Alexcis sintió el pecho arder con la marca, la máscara susurrándole voces contradictorias. Una parte de él quería apartar a esa mujer… pero otra, más oscura, lo mantenía atraído hacia ella como un imán.
El Dios de la Muerte estalló en carcajadas, su voz estremeciendo los muros:
—¡Maravilloso! Tu deseo y tu deber se enfrentan frente a tus ojos. ¡El juego apenas comienza!
Melanie retrocedió medio paso, pero no bajó la espada. Su mirada estaba cargada de furia, sí, pero también de dolor.
—Alexcis… —dijo con la voz quebrada, aunque firme—. ¿De verdad vas a dejar que esta… esta cosa… te controle?
El silencio se cargó de tensión. El dios esperaba, regodeándose. La mujer sonreía, segura de su poder. Y Melanie… Melanie temblaba de rabia y celos, pero también de miedo a perder al hombre en quien había confiado su vida.
Melanie apretó los dientes, levantando su espada de cristal y apuntándola directo al corazón desnudo de la recién llegada.
—¡No vuelvas a tocarlo!
El aire se volvió denso, cargado de energía. Los muros parecían contener la respiración.
La mujer no apartó la mirada de Alexcis.
—¿Y bien, mi señor? ¿A quién eliges?
Alexcis intentó hablar, pero la voz se le quebró. La máscara ardía como un hierro al rojo vivo, clavándose en su piel, la marca del dios resplandecía bajo ella, y cada latido era un suplicio. Quería gritar, quería arrancársela… pero estaba paralizado.

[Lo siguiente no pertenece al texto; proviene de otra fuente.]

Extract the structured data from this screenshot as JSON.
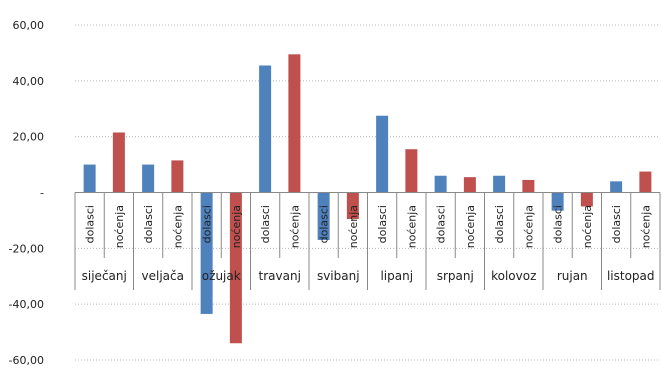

Melanie lo observaba, con lágrimas furiosas en los ojos, incapaz de contener el dolor que le atravesaba el pecho.
—¡Respóndeme, Alexcis! —su voz se quebró entre el amor, los celos y la rabia.
Pero él no respondió.
No podía.
El Dios de la Muerte estalló en una carcajada que hizo temblar las piedras del salón.
—¡Magnífico! ¡Que se ahogue en su dilema! ¡Que se pudra en la indecisión!
El eco resonaba como un trueno eterno.
Alexcis quedó allí, inmóvil, atrapado entre los ojos oscuros y tentadores de la mujer… y la espada temblorosa de Melanie, que lo defendía incluso de sí mismo.
La elección, sin embargo, aún no llegaba.